香港の環境保全を推進する「緑の番人」持続可能な社会を目指そう!
Green Council
香港をワールドクラスのエコ都市とすべく、環境保全の啓蒙活動を続ける非営利団体「グリーンカウンシル(Green Council; 環保促進會)」。『教育は会話から』というモットーにもある通り、学校や地域コミュニティでの講演会や、環境保全のスキーム確立など、2000年の設立以来多くの成果を残してきた。16年の長きに亘ってCEOを務めるリンダ・ホー(Linda Ho Wai-ping)さんは「世界的に環境保全を求める声は高くなってきており、私たちが演じるべき役割も日に日に増しています」と語る。香港市民と企業を環境保全という意識で繋ぐ活動を続けるグリーンカウンシルの事業を紹介しよう!

環保促進會
Green Council

住所:Rm 710, New World Tower 1, 18 Queen’s Rd. Central
電話:(852)2810-1122
ウェブ:www.greencouncil.org
メール:info@greencouncil.org

環境意識を高めるイベントならコレ!
今年で開催4周年となる「香港グリーンデイ」は毎年6月5日に制定されている「世界環境の日」を記念するエコロジーイベント。今年は香港サイエンスパークで開催され、3kmラン、10kmランなど様々な交流イベントを設け、CO2排出量の少ない暮らしの大切さ、環境保全に関する啓蒙活動、最近の研究結果の共有などを行う。参加登録は以下のウェブサイトから受付中! 環境保全を身近に感じる1日にしよう!

香港グリーンデイ(Hong Kong Green Day; 香港緑色日)
日程:6月5日
ウェブ:www.greenday.hk/en

あなたが何を買うかで未来が変わる!
「グリーン購入(Green Purchase)」という言葉をご存知だろうか?物を購入する際に、環境負荷ができるだけ小さいものを買う行動を指す言葉である。日本でも環境省が近年積極的に啓蒙活動を行っており、資源のリサイクルと同じように今日からできる環境対策として話題を呼んでいる。消費者側のグリーン購入活動としては、買う前に必要かど
うかを考えることや、長く大切に使えるものを選ぶこと、使い終えたらゴミが少なくなるものを選ぶことなどが挙げられ、事業者側の活動としては、環境負荷が小さい物作りをすること、エコドライブを意識した物流を取り入れること、再生利用した素材を積極的に取り入れることなどが挙げられる。
「香港環保採購約章(HKGPC)」は、そんなグリーン購入を事業に取り入れた企業が参加する環境団体で、参加企業にはHKGPCからの最新のグリーン購入の調査結果が得られる他、HKGPCのロゴマークをマーケティング用途に使用できるなどのメリットがある。参加企業はキャセイパシフィック航空、香港ディズニーランド、MTRコーポレーション、香港タウンガスなど香港の地場系有名企業のほか、EPSON香港などの日系企業も含まれており、参加企業は業種を問わず幅広い。国際連合環境計画(UNEP)のバス・デ・レーウ氏は「香港の消費者、そして事業者双方がグリーン購入に意識的に取り組むスキームはとても有意義だ」と語っている。
身近なところから始められるグリーン購入。早速あなたも今日から始めてみよう!

香港環保採購約章
香港環保採購約章(Hong Kong Green Purchasing Charter; HKGPC)

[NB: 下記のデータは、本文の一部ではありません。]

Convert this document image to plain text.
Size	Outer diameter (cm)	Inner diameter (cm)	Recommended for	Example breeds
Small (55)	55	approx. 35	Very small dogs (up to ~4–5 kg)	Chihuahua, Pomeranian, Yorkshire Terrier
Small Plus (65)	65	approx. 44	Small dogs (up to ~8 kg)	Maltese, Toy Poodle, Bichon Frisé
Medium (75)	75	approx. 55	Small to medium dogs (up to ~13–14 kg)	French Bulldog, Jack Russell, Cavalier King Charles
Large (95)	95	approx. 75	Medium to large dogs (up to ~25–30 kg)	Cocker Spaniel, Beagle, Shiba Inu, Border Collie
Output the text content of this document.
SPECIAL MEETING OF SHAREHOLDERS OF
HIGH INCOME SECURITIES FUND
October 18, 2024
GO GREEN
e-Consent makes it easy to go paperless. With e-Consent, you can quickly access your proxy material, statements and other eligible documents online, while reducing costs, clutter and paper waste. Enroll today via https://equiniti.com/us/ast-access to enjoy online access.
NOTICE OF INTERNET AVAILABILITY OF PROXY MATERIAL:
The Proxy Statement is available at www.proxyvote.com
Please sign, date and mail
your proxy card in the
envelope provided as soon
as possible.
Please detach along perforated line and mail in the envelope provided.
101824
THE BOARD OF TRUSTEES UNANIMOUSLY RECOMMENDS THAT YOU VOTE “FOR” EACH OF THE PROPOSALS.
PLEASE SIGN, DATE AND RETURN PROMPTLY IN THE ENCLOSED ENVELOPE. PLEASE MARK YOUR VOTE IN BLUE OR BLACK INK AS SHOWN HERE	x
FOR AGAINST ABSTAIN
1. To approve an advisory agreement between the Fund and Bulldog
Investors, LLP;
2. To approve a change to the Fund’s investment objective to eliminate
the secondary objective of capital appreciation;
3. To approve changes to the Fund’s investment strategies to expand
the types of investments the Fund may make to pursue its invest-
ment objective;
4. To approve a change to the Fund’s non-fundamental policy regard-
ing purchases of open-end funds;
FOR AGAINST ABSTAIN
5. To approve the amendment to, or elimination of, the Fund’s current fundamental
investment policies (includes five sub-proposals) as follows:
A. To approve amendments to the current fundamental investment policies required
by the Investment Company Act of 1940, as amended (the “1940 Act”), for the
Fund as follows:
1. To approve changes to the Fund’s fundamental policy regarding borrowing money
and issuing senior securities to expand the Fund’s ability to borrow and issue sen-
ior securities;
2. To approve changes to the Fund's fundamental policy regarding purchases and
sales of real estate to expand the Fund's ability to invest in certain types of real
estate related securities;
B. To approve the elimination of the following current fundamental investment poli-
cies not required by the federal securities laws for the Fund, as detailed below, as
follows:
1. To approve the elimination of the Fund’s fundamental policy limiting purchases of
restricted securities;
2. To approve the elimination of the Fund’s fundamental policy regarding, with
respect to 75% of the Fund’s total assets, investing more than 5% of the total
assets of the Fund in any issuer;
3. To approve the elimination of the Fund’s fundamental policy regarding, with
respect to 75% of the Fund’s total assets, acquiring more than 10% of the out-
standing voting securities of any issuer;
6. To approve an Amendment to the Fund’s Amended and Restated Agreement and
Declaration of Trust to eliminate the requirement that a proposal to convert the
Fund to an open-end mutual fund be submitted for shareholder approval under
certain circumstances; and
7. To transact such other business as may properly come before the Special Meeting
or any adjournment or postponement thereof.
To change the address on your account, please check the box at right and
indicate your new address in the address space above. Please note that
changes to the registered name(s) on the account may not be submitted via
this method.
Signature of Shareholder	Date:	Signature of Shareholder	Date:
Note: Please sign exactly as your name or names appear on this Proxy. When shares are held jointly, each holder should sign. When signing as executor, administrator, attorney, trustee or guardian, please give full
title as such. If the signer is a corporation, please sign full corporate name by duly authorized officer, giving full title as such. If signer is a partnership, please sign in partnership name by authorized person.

ウェブ:www.greencouncil.org/eng/hkgpc/overview.asp

日本のエコマークに相当する環境ラベル

「生産」から「廃棄」にわたって環境への負荷が少なく、環境保全に役立つと認定された商品に付与される環境ラベル「エコマーク」。日本以外でも、中国、韓国、インド、タイ、マレーシア、フィリピン、ベトナム、台湾などでエコラベルのスキームが浸透しているが、香港がエコラベルの導入を発表したのはつい16年前の2000年。マークは白地に緑色の葉が爽やかなデザインで、同マークがついている商品は日本のエコマーク同様、環境負荷が少ない設計を取り入れている証だが、一般に浸透するにはまだまだ時間がかかりそうだ。グリーンカウンシル代表のリンダさんは「日本やアジア各国と比べてみても、香港は環境保全を推進していくべき立場としての意識がまだまだ低いと感じています。今後より一層潜在的な意識を高め、世界に向けてエコフレンドリーな団体としての認知度を上げていく必要があるでしょう」と語る。
今後スーパーやコンビニでグリーンラベルを日常的に目にする機会が増えることを期待したい!

香港のグリーンラベル日本のエコマーク
香港グリーンラベル

ウェブ:www.greencouncil.org/eng/greenlabel/intro.asp

環境保全を推進している企業に贈られる名誉の賞
環境保全に意欲的に取り組んだ企業を讃えるために2010年に設立された「香港グリーンアワード」。グリーン購入賞、グリーンマネジメント賞、環境・健康・安全賞、コーポレートグリーンガバナンス賞の4つが設けられ、2015年にはHong Kong Housing AuthorityやCLP PowerHong Kong Limitedなどの香港有名企業が賞を獲得した。日系の企業であるコニカミノルタ香港も受賞していおり、グリーン化を推進する企業の後押しとなっている。

香港グリーンアワード
香港グリーンアワード(香港緑色企業大奨; Hong Kong Green Awards)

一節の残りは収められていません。